3.   For the purposes of point (a) under paragraph 1, trading venues may in their market making schemes specify that incentives shall only be granted to the best performer or performers.

Article 7

Fair and non-discriminatory market making schemes

1.   Trading venues shall publish on their websites the terms of the market making schemes, the names of the firms that have signed market making agreements under each of those schemes and the financial instruments covered by those agreements.

2.   Trading venues shall communicate any changes to the terms of the market making schemes to the participants in those schemes at least one month prior to their application.

3.   Trading venues shall provide the same incentives to all participants who perform equally in terms of presence, size and spread, in their market making schemes.

4.   Trading venues shall not limit the number of participants in a market making scheme. However, they may limit the access to the incentives included in the scheme to the firms which have met pre-determined thresholds.

5.   Trading venues shall continuously monitor the effective compliance of the participants with the market making schemes.

6.   Trading venues shall establish procedures to communicate the existence of stressed market conditions on its trading venue to all participants in a market making scheme through readily accessible channels.

Article 8

Entry into force and application

This Regulation shall enter into force on the twentieth day following that of its publication in the Official Journal of the European Union.
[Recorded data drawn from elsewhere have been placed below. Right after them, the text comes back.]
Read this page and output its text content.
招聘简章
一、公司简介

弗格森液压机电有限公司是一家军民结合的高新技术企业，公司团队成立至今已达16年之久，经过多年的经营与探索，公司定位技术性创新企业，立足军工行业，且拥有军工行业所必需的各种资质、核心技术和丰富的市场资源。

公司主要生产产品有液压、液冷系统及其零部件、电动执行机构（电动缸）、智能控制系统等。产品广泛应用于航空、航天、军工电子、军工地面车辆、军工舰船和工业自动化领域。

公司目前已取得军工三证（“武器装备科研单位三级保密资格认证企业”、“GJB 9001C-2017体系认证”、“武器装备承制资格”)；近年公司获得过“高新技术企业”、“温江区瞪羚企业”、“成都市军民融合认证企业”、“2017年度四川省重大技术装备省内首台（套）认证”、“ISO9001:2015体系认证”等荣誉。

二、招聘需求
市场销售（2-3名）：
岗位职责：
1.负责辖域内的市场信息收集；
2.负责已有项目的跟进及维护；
It shall apply from 3 January 2018.

This Regulation shall be binding in its entirety and directly applicable in all Member States.

Done at Brussels, 13 June 2016.

For the Commission

The President

Jean-Claude JUNCKER


(1)  OJ L 173, 12.6.2014, p. 349.

(2)  Regulation (EU) No 1095/2010 of the European Parliament and of the Council of 24 November 2010 establishing a European Supervisory Authority (European Securities and Markets Authority), amending Decision No 716/2009/EC and repealing Commission Decision 2009/77/EC (OJ L 331, 15.12.2010, p. 84).
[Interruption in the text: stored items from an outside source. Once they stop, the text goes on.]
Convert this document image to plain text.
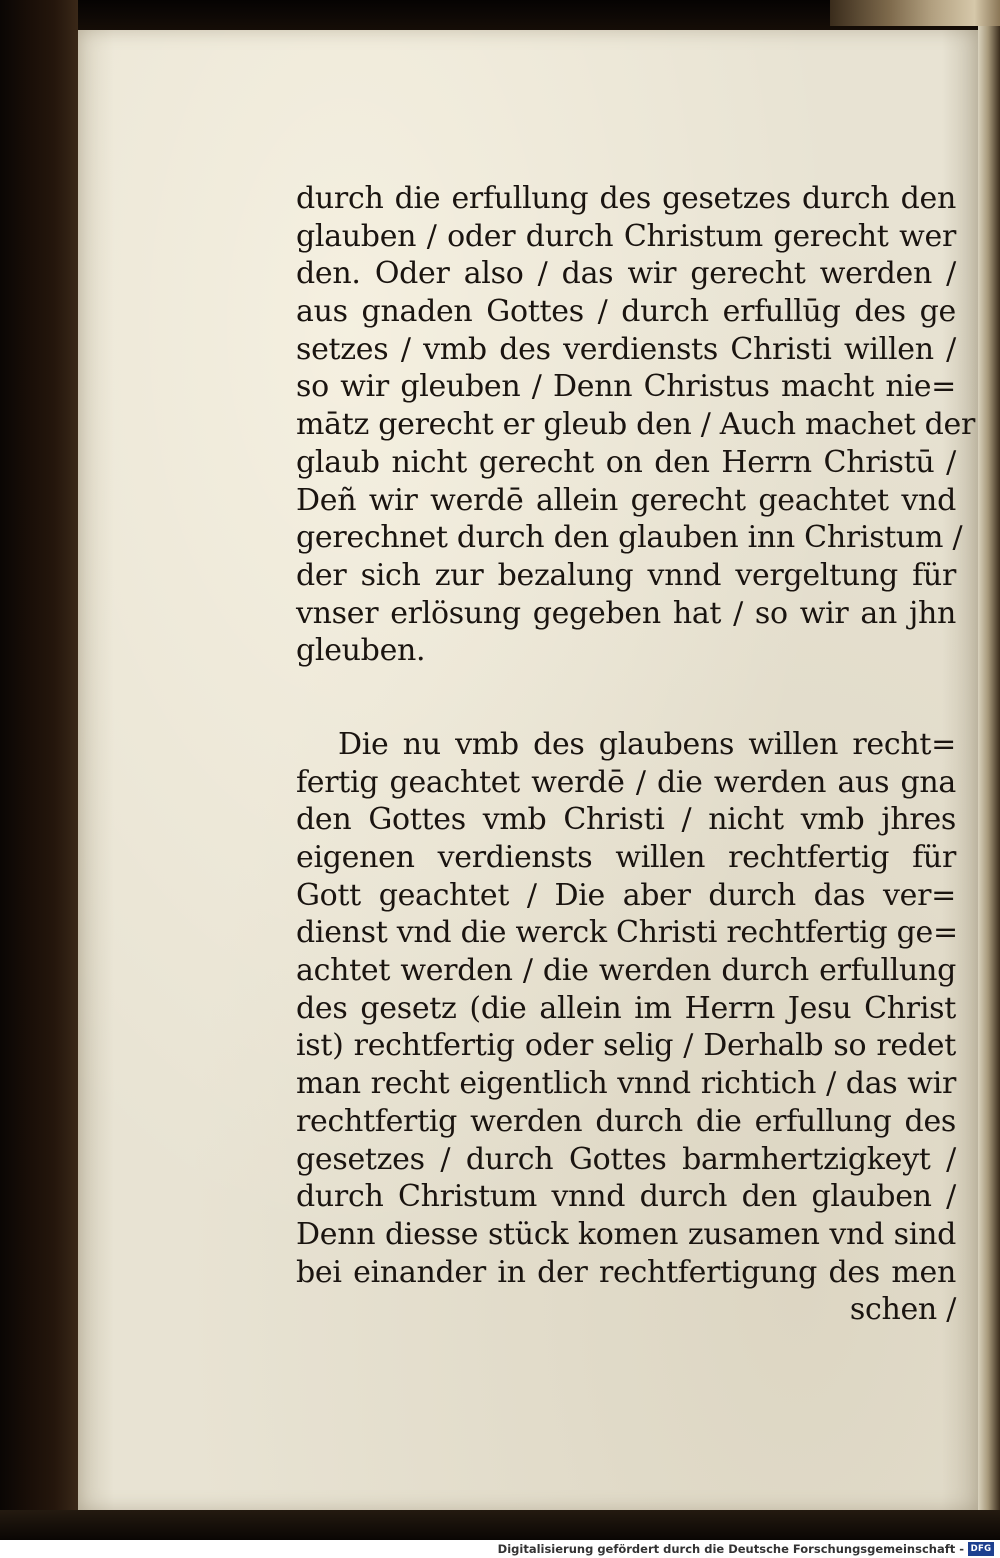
durch die erfullung des gesetzes durch den
glauben / oder durch Christum gerecht wer
den. Oder also / das wir gerecht werden /
aus gnaden Gottes / durch erfullūg des ge
setzes / vmb des verdiensts Christi willen /
so wir gleuben / Denn Christus macht nie=
mātz gerecht er gleub den / Auch machet der
glaub nicht gerecht on den Herrn Christū /
Deñ wir werdē allein gerecht geachtet vnd
gerechnet durch den glauben inn Christum /
der sich zur bezalung vnnd vergeltung für
vnser erlösung gegeben hat / so wir an jhn
gleuben.
Die nu vmb des glaubens willen recht=
fertig geachtet werdē / die werden aus gna
den Gottes vmb Christi / nicht vmb jhres
eigenen verdiensts willen rechtfertig für
Gott geachtet / Die aber durch das ver=
dienst vnd die werck Christi rechtfertig ge=
achtet werden / die werden durch erfullung
des gesetz (die allein im Herrn Jesu Christ
ist) rechtfertig oder selig / Derhalb so redet
man recht eigentlich vnnd richtich / das wir
rechtfertig werden durch die erfullung des
gesetzes / durch Gottes barmhertzigkeyt /
durch Christum vnnd durch den glauben /
Denn diesse stück komen zusamen vnd sind
bei einander in der rechtfertigung des men
schen /
Digitalisierung gefördert durch die Deutsche Forschungsgemeinschaft - DFG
(3)  Regulation (EU) No 600/2014 of the European Parliament and of the Council of 15 May 2014 on markets in financial instruments and amending Regulation (EU) No 648/2012 (OJ L 173, 12.6.2014, p. 84).

(4)  Commission Delegated Regulation (EU) 2017/567 of 18 May 2016 supplementing Regulation (EU) No 600/2014 of the European Parliament and of the Council with regard to definitions, transparency, portfolio compression and supervisory measures on product intervention and positions (see page 90 of this Official Journal).

(5)  Commission Delegated Regulation (EU) 2017/583 of 14 July 2016 supplementing Regulation (EU) No 600/2014 of the European Parliament and of the Council on markets in financial instruments with regard to regulatory technical standards on transparency requirements for trading venues and investment firms in respect of bonds, structured finance products, emission allowances and derivatives (see page 229 of this Official Journal).